Having independent queues, and message workers, all deployed as independently scalable components is going to be a big step forward, but ultimately will still impose a lot of load on the big servers such as lemmy.ml. I think on top of improvements to the implementation of ActivityPub, Lemmy needs to add additional extensions such as statically cached interval-based activity log (with tiered clumping and eventual fall off) for each community that can be requested and ingested. That is, it would be very beneficial if, for example, when a community reach a certain scale (think
!technology@lemmy.ml
for example), it could publish activity log of past 15 minutes, half hour, hour, day, and week. That way, even if there were missed/delayed messages, instances could “catch up” by consuming these cached files (that doesn’t even need to hit the DB).I hope this makes sense, and I hope we see Lemmy grow further :)
So glad to see this and think this is super important conversation to be had if Reddit exodus makes their way to ActivityPub platforms such as Lemmy.
The way many Lemmy instance operators are gong online, wanting to run on shoestring hardware budgets, I think a store-and-forward design like email or Usenet used to be (in the 1990’s) is a more proven design. And even it has to start as only “Lemmy to Lemmy”, some kind of bulk transfer session concept.
I’ve even been tossing around the idea in my mind of some kind of (optional to have exposed) notification to end-users on delayed delivery, like beyond 3 minutes, so there is some awareness among the community that Lemmy isn’t run on the kind of budget Facebook is with hardware, operations teams, etc.
Concepts like reliably deleting a message and editing a message I think are also going to need end-user education. On Reddit, edit wars aren’t unknown, especially in heated topics. Small time owner/operators are a different world from what users have known with the Big Guys.
-
GItHub issue 3188 has mostly been ignored by the project, I commented on it today - because even with the fixes lemmy.world pushed into production today, PostgreSQL insert is still slow once you get significant amounts of data into the tables: https://github.com/LemmyNet/lemmy/issues/3188
Ok, so attention is going to it: https://github.com/LemmyNet/lemmy/pull/3493
The comment database table is going to have a lot of concurrency concerns, remote federated servers are going to be all connecting at the same time with INSERT transactions into that table. The primary key on that table is going to have a lot of contention, and the interactive website users should be given highest priority.
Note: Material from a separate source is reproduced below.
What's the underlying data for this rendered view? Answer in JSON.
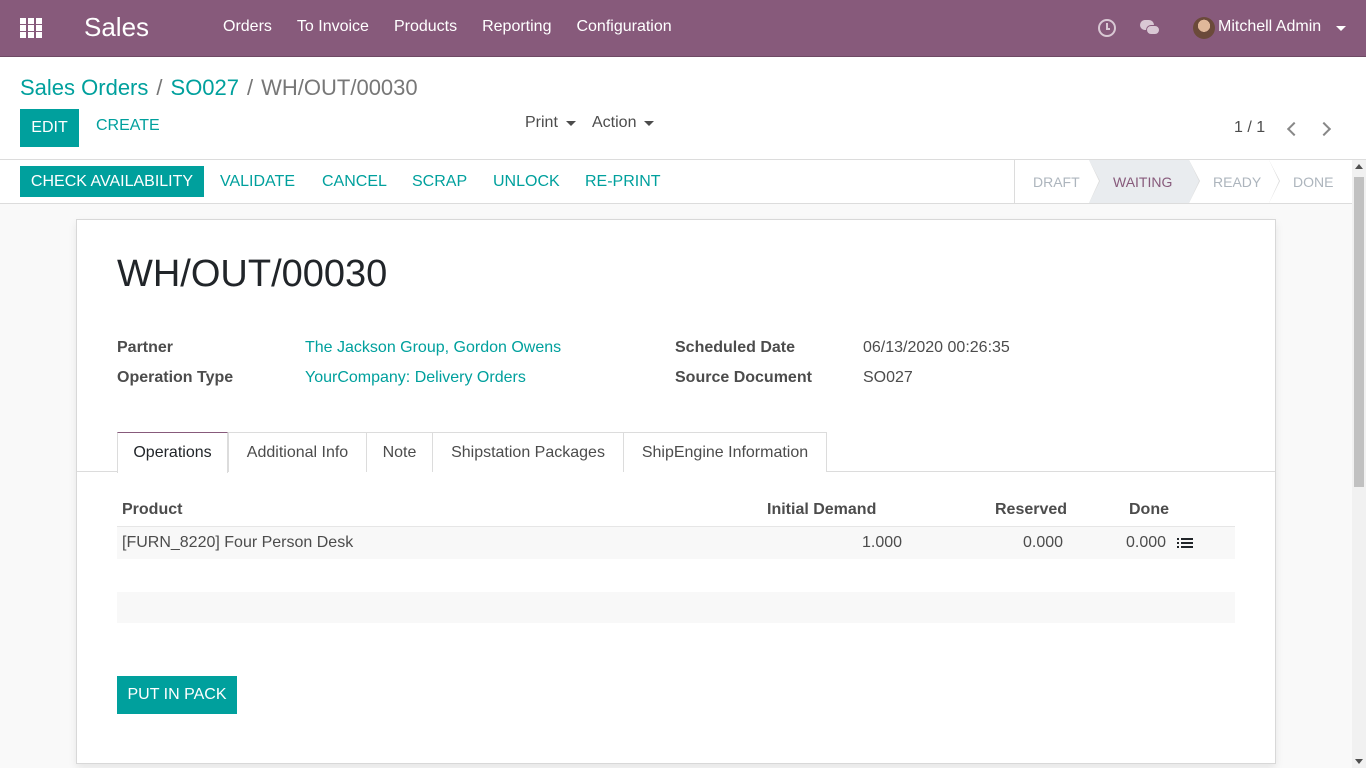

Let the HTTPS connection be accepted, get the data, queue the data to a place that does not rely on locking the comment database table, release the HTTPS connection. Then do a linear insert of those new records one at a time.
A GitHub issue was opened on the topic of using message queues for outbound.
https://github.com/LemmyNet/lemmy/issues/3230
I think both inbound and outbound should have it.
Moving federation out of lemmy_server into an independent app and service would also allow rework of the backend without breaking federation.
Comments are the bulk data of the site, and most end users are only going to be reading what is ‘fresh’ on the site, loading data form the past 7 days. There is potential for tiered storage.